Background

With the rapid development of mobile Internet technology, human society has entered an era of high interconnection between human and information. Especially the emergence of online social networks, such as Weibo in China, LinkedIn, Twitter, Face-book and so on, because of its high interaction and strong group participation, makes many related information converging and merging, leading to the emergence of hot topics on the Internet. These hot topics are the aggregation of information about current events (e.g., natural disasters, sports news, celebrity news), which have geotags-timestamp information. These metadata (geotags and timestamp) are embedded within the content of the message, so that the analysis of an event can be performed by applying a space–time classification. In addition, the hot topic is the sprout of the network public opinion. Network public opinion has an important impact on the stability of the country and society. Therefore, the popularity of hot topics is studied from the spatial and temporal dimension can better understand the dissemination of public opinion.

This paper uses the data of Sina Weibo, one of the largest micro-blogging system in China (https://weibo.com/), to study the following two questions: (1) study the classification problem of hot topic on Weibo, cluster the popularity time series by clustering algorithm; (2) study the spatial distribution characteristics of hot topic on Weibo based on location label data.

The remainder of the paper is organized as follows. In “Related work” section, we introduce the related work in the area. “Data collection and description” section gives an overview of our dataset and “Methods/experimental” section reports on our temporal analysis of popularity dynamics. In “Results and discussion” section, we reports on our spatial analysis of popularity dynamics. We conclude the paper with “Conclusion” section discussing our results.

Related work

In this section we briefly review three bodies of related work. First, we summarize the modeling and popularity prediction problem, showing how it has been tackled and in which contexts. Second, we review research from spatial pattern and temporal pattern of popularity dynamics. Finally, we then turn our focus to the study of topics and micro-blogs popularity dynamics.

Modeling and predicting popularity dynamics

Online content popularity has an enormous impact on opinions, culture, policy, and profits, especially with the advent of Web 2.0 and social media. In last decade, quantitative understanding the popularity dynamics of online content has been attracting much attention from academia [1,2,3,4,5]. Popularity dynamics represents many real social phenomena, such as video views on YouTube [6,7,8,9,10,11,12,13], reading volume of tweets and news on social media [14,15,16,17,18,19], and movie views on online system [20,21,22].

Previous work on online content popularity dynamics has two main aspects: one is modeling popularity dynamics, and the other is predicting popularity. In these two aspects, scholars have achieved a lot of research results. For example, Borghol developed a framework for studying the popularity dynamics of user-generated videos, and proposed a model that captures the key properties of these dynamics [23]. Gleeson studied the popularity dynamics of meme and consider competition-induced criticality in the model [24]. Kim developed a model to simulation the origin of the criticality in meme popularity distribution on complex networks [25]. Li modeled information popularity dynamics via branching process on micro-blog networks [26]. Bao [27] and Shen [28] modeled and predicted popularity dynamics via an influence-based self-excited Hawkes process and reinforced Poisson processes, respectively.
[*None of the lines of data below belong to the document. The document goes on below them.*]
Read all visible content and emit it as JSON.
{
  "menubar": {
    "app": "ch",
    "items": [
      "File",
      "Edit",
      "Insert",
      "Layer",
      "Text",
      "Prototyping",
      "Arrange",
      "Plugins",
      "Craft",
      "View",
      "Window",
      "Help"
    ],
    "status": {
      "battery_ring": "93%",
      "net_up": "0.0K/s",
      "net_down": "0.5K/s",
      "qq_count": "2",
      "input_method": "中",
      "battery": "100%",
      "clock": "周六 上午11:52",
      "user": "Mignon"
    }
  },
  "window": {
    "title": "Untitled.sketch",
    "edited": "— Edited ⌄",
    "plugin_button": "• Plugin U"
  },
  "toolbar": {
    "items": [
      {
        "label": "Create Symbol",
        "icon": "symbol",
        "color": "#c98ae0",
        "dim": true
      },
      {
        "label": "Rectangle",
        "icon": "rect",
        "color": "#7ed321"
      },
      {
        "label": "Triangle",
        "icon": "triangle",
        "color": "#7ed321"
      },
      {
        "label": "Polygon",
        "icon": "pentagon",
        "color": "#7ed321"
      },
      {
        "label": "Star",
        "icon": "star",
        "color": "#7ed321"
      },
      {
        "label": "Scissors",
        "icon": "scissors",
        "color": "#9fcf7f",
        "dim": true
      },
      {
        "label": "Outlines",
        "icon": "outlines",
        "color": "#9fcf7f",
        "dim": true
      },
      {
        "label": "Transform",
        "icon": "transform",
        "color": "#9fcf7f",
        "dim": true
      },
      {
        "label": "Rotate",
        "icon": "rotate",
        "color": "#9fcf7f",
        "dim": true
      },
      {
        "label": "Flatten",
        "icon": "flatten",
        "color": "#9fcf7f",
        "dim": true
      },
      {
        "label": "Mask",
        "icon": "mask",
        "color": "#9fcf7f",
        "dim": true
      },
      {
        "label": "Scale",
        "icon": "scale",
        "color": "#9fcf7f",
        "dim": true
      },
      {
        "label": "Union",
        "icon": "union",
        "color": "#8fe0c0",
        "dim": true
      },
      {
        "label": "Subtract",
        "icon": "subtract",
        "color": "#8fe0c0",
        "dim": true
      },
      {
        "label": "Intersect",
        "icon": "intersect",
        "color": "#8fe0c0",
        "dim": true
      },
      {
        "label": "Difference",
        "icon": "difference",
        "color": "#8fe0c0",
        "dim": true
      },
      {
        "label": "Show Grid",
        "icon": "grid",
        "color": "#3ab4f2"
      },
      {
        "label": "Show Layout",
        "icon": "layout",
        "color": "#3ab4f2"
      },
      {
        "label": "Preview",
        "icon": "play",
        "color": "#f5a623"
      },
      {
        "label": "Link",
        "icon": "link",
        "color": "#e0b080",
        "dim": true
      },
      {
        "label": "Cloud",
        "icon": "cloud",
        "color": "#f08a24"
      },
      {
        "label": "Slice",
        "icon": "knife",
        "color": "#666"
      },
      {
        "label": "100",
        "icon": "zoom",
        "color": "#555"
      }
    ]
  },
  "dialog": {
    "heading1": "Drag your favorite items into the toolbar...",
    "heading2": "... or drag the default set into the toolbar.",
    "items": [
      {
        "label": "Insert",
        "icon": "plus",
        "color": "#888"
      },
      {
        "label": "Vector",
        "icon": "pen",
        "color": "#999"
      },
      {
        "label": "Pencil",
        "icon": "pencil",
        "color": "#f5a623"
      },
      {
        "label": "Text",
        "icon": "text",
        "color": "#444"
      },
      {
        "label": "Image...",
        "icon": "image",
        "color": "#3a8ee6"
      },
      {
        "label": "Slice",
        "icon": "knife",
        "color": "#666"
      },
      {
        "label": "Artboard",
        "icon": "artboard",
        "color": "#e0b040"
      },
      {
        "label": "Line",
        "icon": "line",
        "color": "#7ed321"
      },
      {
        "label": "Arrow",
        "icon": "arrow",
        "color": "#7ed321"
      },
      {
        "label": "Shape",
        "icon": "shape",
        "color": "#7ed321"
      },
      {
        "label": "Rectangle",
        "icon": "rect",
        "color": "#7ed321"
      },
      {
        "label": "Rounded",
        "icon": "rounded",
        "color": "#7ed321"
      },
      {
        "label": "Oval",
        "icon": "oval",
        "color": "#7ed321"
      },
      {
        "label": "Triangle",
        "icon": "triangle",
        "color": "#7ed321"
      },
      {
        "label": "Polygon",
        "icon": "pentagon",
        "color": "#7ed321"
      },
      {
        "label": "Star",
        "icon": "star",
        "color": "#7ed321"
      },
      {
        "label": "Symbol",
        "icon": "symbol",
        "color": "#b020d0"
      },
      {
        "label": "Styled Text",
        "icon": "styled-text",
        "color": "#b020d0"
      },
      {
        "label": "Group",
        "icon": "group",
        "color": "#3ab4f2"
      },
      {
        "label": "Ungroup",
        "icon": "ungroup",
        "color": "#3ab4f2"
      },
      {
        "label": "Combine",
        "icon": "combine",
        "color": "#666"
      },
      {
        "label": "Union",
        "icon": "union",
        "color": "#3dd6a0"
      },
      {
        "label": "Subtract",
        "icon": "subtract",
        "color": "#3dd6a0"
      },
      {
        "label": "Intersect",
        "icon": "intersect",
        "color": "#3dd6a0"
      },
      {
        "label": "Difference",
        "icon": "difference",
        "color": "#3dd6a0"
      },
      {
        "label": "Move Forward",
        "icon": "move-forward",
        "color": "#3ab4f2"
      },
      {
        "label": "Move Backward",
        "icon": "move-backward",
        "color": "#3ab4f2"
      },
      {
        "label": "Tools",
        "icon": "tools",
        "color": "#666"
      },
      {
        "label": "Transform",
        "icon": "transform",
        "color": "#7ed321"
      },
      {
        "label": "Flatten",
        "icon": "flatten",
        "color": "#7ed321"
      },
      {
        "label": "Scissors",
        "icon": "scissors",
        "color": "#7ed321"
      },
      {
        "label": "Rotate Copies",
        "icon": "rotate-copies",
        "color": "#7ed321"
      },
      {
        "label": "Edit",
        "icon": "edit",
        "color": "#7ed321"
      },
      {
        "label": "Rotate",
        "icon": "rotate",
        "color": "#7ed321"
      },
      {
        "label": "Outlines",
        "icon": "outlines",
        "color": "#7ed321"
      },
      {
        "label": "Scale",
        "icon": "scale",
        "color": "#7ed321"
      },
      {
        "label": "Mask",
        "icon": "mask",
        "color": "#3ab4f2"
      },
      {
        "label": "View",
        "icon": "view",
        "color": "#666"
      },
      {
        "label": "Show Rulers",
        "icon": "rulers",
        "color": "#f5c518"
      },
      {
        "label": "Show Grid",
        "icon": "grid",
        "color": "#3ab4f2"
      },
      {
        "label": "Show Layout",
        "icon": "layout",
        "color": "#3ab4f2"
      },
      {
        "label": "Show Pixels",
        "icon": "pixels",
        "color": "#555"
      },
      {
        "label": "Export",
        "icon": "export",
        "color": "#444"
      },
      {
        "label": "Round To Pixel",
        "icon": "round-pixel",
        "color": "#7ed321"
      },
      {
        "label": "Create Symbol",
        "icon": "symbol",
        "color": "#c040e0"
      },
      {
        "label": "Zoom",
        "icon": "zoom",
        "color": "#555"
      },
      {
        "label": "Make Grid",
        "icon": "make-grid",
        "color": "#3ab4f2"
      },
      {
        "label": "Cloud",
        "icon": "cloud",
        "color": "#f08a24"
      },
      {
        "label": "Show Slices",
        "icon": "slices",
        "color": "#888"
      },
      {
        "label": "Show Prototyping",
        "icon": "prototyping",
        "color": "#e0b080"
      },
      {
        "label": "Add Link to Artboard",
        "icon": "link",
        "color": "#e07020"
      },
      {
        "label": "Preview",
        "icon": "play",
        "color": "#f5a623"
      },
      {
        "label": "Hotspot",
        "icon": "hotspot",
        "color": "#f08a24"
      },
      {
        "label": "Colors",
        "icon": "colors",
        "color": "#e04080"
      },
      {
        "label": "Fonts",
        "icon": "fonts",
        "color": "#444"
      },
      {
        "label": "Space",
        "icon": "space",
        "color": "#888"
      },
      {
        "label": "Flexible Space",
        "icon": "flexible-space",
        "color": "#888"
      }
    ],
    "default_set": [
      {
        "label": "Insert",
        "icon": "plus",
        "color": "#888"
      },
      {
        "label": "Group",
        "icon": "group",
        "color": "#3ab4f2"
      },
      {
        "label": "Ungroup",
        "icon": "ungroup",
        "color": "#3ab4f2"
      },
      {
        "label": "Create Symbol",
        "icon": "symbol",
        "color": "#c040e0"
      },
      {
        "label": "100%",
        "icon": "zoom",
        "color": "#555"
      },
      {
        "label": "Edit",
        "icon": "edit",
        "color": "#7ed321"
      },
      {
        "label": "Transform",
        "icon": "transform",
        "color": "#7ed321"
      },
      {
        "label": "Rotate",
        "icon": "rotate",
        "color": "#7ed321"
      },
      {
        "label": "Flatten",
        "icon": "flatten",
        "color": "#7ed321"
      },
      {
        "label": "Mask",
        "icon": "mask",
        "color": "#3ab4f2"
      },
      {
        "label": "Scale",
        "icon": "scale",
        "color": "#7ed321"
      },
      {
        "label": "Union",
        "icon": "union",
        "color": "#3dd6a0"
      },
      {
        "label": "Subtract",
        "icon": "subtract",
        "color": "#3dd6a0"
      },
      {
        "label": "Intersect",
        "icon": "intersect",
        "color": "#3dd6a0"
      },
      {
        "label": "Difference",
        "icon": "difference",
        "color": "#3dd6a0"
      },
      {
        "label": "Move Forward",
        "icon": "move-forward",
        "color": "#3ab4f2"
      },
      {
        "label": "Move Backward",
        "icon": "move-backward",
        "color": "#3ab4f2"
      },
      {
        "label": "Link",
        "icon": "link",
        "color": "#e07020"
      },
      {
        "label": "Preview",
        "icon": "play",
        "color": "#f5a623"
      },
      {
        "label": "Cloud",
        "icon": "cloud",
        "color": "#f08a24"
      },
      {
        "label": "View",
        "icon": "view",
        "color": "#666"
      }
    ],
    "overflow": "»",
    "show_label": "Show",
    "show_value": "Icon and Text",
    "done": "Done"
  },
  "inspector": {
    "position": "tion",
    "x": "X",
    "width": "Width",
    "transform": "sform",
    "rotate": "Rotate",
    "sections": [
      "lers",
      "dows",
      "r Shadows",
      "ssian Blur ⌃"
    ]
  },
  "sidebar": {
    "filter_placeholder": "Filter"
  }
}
Spatio-temporal patterns of popularity dynamics

In recent years, with the spatio-temporal data left by human beings on social media, it has become possible for scholars to study the popularity of micro-blogs and news in temporal patterns and spatial patterns. For example, Wu predicted the popularity of social media using multi-scale temporal decomposition and presented a novel approach to factorize the popularity into user-item context and time-sensitive context for exploring the mechanism of popularity dynamics [29]. Yang studied the patterns of temporal variation in online media [30]. Stilo explored temporal mining of micro-blog texts and its application to event discovery [31]. Brambilla analyzed the temporal features of social media response to live events [32]. Trattner studied the popularity of recipes on two large and well visited online recipe portals (Allrecipes.com, USA and Kochbar.de, Germany) [33].

In the field of spatial dimensions, Overgoor focused on a method for brand popularity prediction and use it to analyze social media posts generated by various brands during a period of time [34]. Wang presented a spatio-temporal mapping system for visualizing a summary of geo-tagged social media as tags in a cloud, and it is associated with a web page by detecting spatio-temporal events [35]. Cunha addressed the problem of identifying and displaying tweet profiles by analyzing multiple types of data: spatial, temporal, social and content [36].

Topics and micro-blogs popularity dynamics

With the development of data mining and tracking technology, social media research has sprung up [37,38,39,40]. As on kind of social media, micro-blogs are widely used for sensing the real-world. The popularity of micro-blogs is an important measurement for evaluation of the influential of pieces of information. Here, we restrict attention mostly to related work on popularity characterization and modeling for user-generated micro-blogs (tweets) and topics. Such as, Ma models temporal dynamics of popularity with multiple tipping points [14]. Zhao proposed a self-exciting point process model for predicting tweets popularity [16]. Sanli proposed the adoption of the so-called local variation in order to uncover salient dynamical properties. Sanli found that popular hashtags present regular and so less bursty behavior, suggesting its potential use for predicting online popularity in social media [17]. Bandari construct a multi-dimensional feature space to forecasting the popularity of news in social media [18]. Leskovec developed a framework for tracking short, distinctive phrases that travel relatively intact through on-line text [19].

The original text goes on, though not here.